You see, what Matthew was communicating is what the wise men found out as they came to Zion – what they were seeking was not a city – it was a person. God’s hopes and projections for Zion would not be fulfilled in Jerusalem – they would be fulfilled in Jesus.
- Zion represented the presence of God on the earth – we got that with Jesus (“Immanuel,” Matt 1:23).
- Zion represented the rule of God over the universe – we got that with the One who was “born king of the Jews,” “the Christ (Anointed One),” the rightful “son of David,” the seed of Abraham (Matt 1:1).
- Zion represented the worship of God – it was where the temple was, the place where sacrifices were offered for the sins of people. That’s why the angel said, “Name Him Jesus, for He will save His people from their sins” (Matt 1:21)

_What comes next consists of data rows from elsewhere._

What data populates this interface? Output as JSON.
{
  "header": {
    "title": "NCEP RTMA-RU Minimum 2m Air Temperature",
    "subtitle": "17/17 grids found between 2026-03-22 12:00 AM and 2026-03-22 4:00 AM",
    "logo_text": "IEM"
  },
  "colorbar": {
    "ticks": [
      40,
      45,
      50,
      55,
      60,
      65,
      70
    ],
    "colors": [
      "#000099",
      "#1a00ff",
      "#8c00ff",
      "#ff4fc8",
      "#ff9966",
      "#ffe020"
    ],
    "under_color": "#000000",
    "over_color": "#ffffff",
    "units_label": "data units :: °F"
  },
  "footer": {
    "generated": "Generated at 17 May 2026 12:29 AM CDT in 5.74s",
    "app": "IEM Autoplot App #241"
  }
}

- Zion represented the people of God – that’s what Matthew meant by “out of Egypt I called My Son” (Matt 2:15; cf. Hos 11:1). Hosea was referring to “Israel,” and Matthew well knew that, but Matthew was saying that Jesus is the true Israel. Jesus embodied everything Israel was supposed to be.
The wise men found out that what they were seeking (the presence of God, the rule of God, the worship of God, and the people of God) is not found in a place – it’s found in a person!
King Herod saw the birth of this King to be a threat to his own kingship. There was no room in his economy for a threat to his throne. As the story goes on, Herod had all of the male babies in Bethlehem under the age of two slaughtered to try to kill Jesus in the process (Matt 2:16). In no way would King Herod “worship” this Messiah – instead he wanted to kill Him.
Unfortunately, we live in a world that is very hostile to the Messiah born in Bethlehem. The psalmist said,
The kings of the earth take their stand
And the rulers take counsel together
Against the Lord and against His Anointed, saying,
“Let us tear their fetters apart
And cast away their cords from us!” (Ps 2:2-3).
But there is a verse in Isaiah’s prophecy that applies to King Herod and anyone else who refuses to submit and worship this King. There is something special about this child – God is doing something highly significant:
For the nation and the kingdom which will not serve you will perish,
And the nations will be utterly ruined (Isa 60:13).
As the psalmist said,
Now therefore, O kings, show discernment;
Take warning, O judges of the earth.
Worship the Lord with reverence
And rejoice with trembling.
Do homage to the Son, that He not become angry, and you perish in the way,
For His wrath may soon be kindled.
How blessed are all who take refuge in Him! (Ps 2:10-12).
If you choose to reject the Son, you will perish and face His wrath. If you embrace Him as your Lord, you will be “blessed.”